Когда Цадик Георгиевич вышел из кабинета начальника прииска, у него из глаз не переставая лились крупные слёзы. Он сказал: « Теперь я могу ехать в Армению. Но к кому ехать?- Так и остался работать старателем. Там и умер. Мне захотелось по больше узнать о годах репрессий. В том же 1970 года знакомый шахтёр дал почитать книгу Дьякова « Встреча с прошлым». В 1974 году произошло ещё одно событие, поразившее всех. Житель посёлка Георгий Васильевич Евстафиади увидел фото конструктора космических кораблей Сергея Павловича Королёва с пионерами в газете « Пионерская правда », и сказал знакомым: « Так он же был у нас на прииске, вместе с другими заключёнными добывал- золотоносный песок! Я его помню. В 90-е годы я работала в отделе кадров. В его сейфе бессрочно хранятся рабочие карточки так называемого спецконтингента. Не раз я видела записи своих земляков из Шадринска, Лебяжьевского и Звериниголовского районов, да вот не догадалась записать. В 1991 году к нам приехала Наталья Сергеевна Королёва, доктор медицинских наук, профессор, очень открытый и доброжелательный человек. Её встретили очень тепло, она подробно спрашивала о пребывании отца в лагере. Вот что нам тогда удалось выяснить. 20 июля 1938 года в бухту Нагаева 4 рейсом прибыл с Большой земли пароход « Дальстрой». В трюмах он привёз живой груз. Вместе с сотнями других на этапе числился заключённый № 236438. Через неделю его привезли на Мальдяк. Мальдяк- небольшая речка. На эвенкийском языке это место, куда приходят за дровами. Однако возможно и другое, якутское происхождение названия: « заход и восход в одно и тоже время двух солнц». Геологи нашли здесь золото 1935 году. По невероятному совпадению, как раз в те дни, когда Королёва везли на прииск, геолог Б. Вронский в эксплуатационном разрезе прииска на глубине 4,6 метра нашёл космического гостя- железный метеорит весом 922 грамма.

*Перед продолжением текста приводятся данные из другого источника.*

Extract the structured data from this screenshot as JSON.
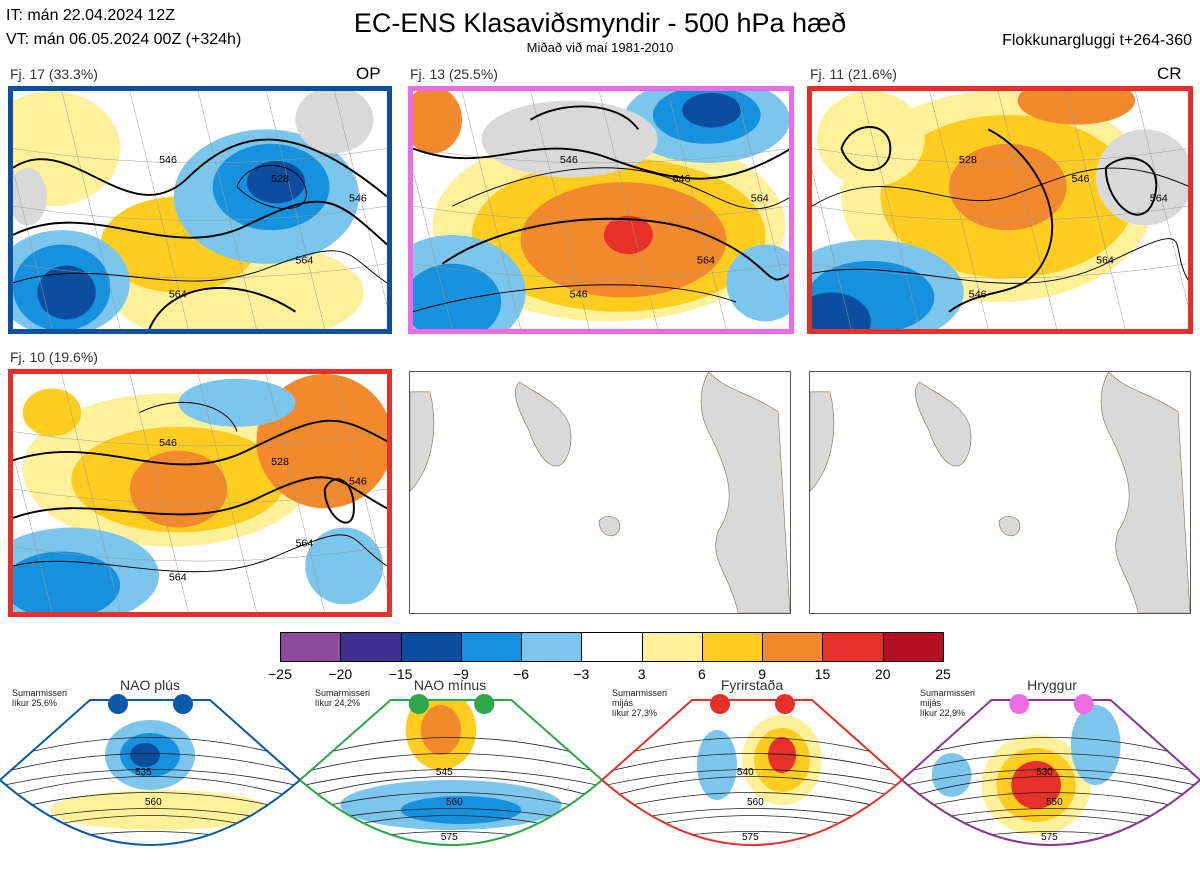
{
  "header": {
    "init_time": "IT: mán 22.04.2024 12Z",
    "valid_time": "VT: mán 06.05.2024 00Z  (+324h)",
    "title": "EC-ENS Klasaviðsmyndir - 500 hPa hæð",
    "subtitle": "Miðað við maí 1981-2010",
    "window": "Flokkunargluggi t+264-360"
  },
  "clusters": [
    {
      "label": "Fj. 17 (33.3%)",
      "tag": "OP",
      "border_color": "#0a4fa0",
      "contours": [
        "546",
        "528",
        "546",
        "564",
        "564"
      ]
    },
    {
      "label": "Fj. 13 (25.5%)",
      "tag": "",
      "border_color": "#ee6be6",
      "contours": [
        "546",
        "546",
        "564",
        "564",
        "546"
      ]
    },
    {
      "label": "Fj. 11 (21.6%)",
      "tag": "CR",
      "border_color": "#e8302a",
      "contours": [
        "528",
        "546",
        "564",
        "564",
        "546"
      ]
    },
    {
      "label": "Fj. 10 (19.6%)",
      "tag": "",
      "border_color": "#e8302a",
      "contours": [
        "546",
        "528",
        "546",
        "564",
        "564"
      ]
    }
  ],
  "colorbar": {
    "ticks": [
      "−25",
      "−20",
      "−15",
      "−9",
      "−6",
      "−3",
      "3",
      "6",
      "9",
      "15",
      "20",
      "25"
    ],
    "colors": [
      "#8e4a9c",
      "#3f2f8f",
      "#0b4d9e",
      "#1591dd",
      "#7cc6ee",
      "#ffffff",
      "#fff19a",
      "#ffcc20",
      "#f2892c",
      "#e8302a",
      "#b2101e"
    ]
  },
  "regimes": [
    {
      "name": "NAO plús",
      "note1": "Sumarmisseri",
      "note2": "",
      "note3": "líkur 25,6%",
      "color": "#0a5aa8",
      "dot_color": "#0a5aa8",
      "contours": [
        "535",
        "560"
      ]
    },
    {
      "name": "NAO mínus",
      "note1": "Sumarmisseri",
      "note2": "",
      "note3": "líkur 24,2%",
      "color": "#2ba84a",
      "dot_color": "#2ba84a",
      "contours": [
        "545",
        "560",
        "575"
      ]
    },
    {
      "name": "Fyrirstaða",
      "note1": "Sumarmisseri",
      "note2": "mijás",
      "note3": "líkur 27,3%",
      "color": "#e8302a",
      "dot_color": "#e8302a",
      "contours": [
        "540",
        "560",
        "575"
      ]
    },
    {
      "name": "Hryggur",
      "note1": "Sumarmisseri",
      "note2": "mijás",
      "note3": "líkur 22,9%",
      "color": "#8a3596",
      "dot_color": "#ee6be6",
      "contours": [
        "530",
        "550",
        "575"
      ]
    }
  ]
}
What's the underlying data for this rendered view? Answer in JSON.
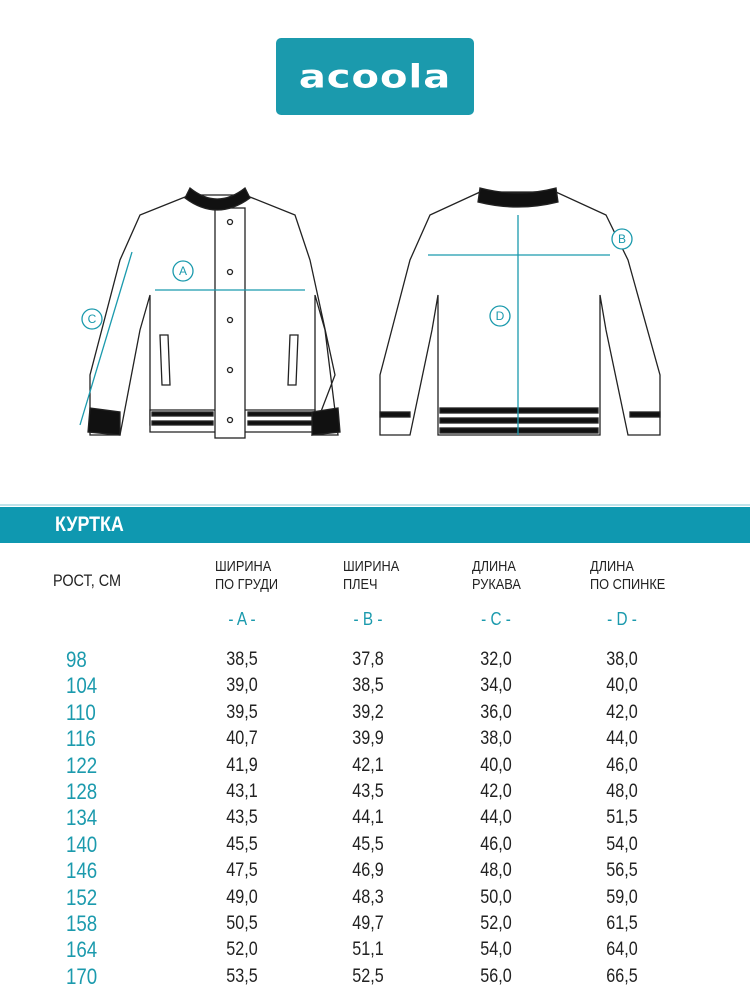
{
  "logo": {
    "text": "acoola"
  },
  "section_title": "КУРТКА",
  "labels": {
    "A": "A",
    "B": "B",
    "C": "C",
    "D": "D"
  },
  "accent_color": "#1b9aad",
  "table": {
    "height_header": "РОСТ, СМ",
    "columns": [
      {
        "line1": "ШИРИНА",
        "line2": "ПО ГРУДИ",
        "letter": "- A -"
      },
      {
        "line1": "ШИРИНА",
        "line2": "ПЛЕЧ",
        "letter": "- B -"
      },
      {
        "line1": "ДЛИНА",
        "line2": "РУКАВА",
        "letter": "- C -"
      },
      {
        "line1": "ДЛИНА",
        "line2": "ПО СПИНКЕ",
        "letter": "- D -"
      }
    ],
    "rows": [
      {
        "h": "98",
        "v": [
          "38,5",
          "37,8",
          "32,0",
          "38,0"
        ]
      },
      {
        "h": "104",
        "v": [
          "39,0",
          "38,5",
          "34,0",
          "40,0"
        ]
      },
      {
        "h": "110",
        "v": [
          "39,5",
          "39,2",
          "36,0",
          "42,0"
        ]
      },
      {
        "h": "116",
        "v": [
          "40,7",
          "39,9",
          "38,0",
          "44,0"
        ]
      },
      {
        "h": "122",
        "v": [
          "41,9",
          "42,1",
          "40,0",
          "46,0"
        ]
      },
      {
        "h": "128",
        "v": [
          "43,1",
          "43,5",
          "42,0",
          "48,0"
        ]
      },
      {
        "h": "134",
        "v": [
          "43,5",
          "44,1",
          "44,0",
          "51,5"
        ]
      },
      {
        "h": "140",
        "v": [
          "45,5",
          "45,5",
          "46,0",
          "54,0"
        ]
      },
      {
        "h": "146",
        "v": [
          "47,5",
          "46,9",
          "48,0",
          "56,5"
        ]
      },
      {
        "h": "152",
        "v": [
          "49,0",
          "48,3",
          "50,0",
          "59,0"
        ]
      },
      {
        "h": "158",
        "v": [
          "50,5",
          "49,7",
          "52,0",
          "61,5"
        ]
      },
      {
        "h": "164",
        "v": [
          "52,0",
          "51,1",
          "54,0",
          "64,0"
        ]
      },
      {
        "h": "170",
        "v": [
          "53,5",
          "52,5",
          "56,0",
          "66,5"
        ]
      }
    ]
  }
}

Наталия Королёва в книге «Слово об отце» писала, что отец попал в лагерь, где лечила его женщина врач Татьяна Дмитриевна Репьёва. Она с ней встречалась на Колыме в 1991году. Н. Королёва напомнила ей, что Татьяна Дмитриевна приносила из дома картошку, из которой отец и другие больные цингой выжимали сок и натирали им свои дёсны.
Далее Наталья Павловна пишет: «в то страшное время врач Репьёва осмелилась обратиться к начальнику Дальстроя К. А. Павлову с просьбой об улучшении рациона и медицинского обеспечения заключённых. И…добилась своего».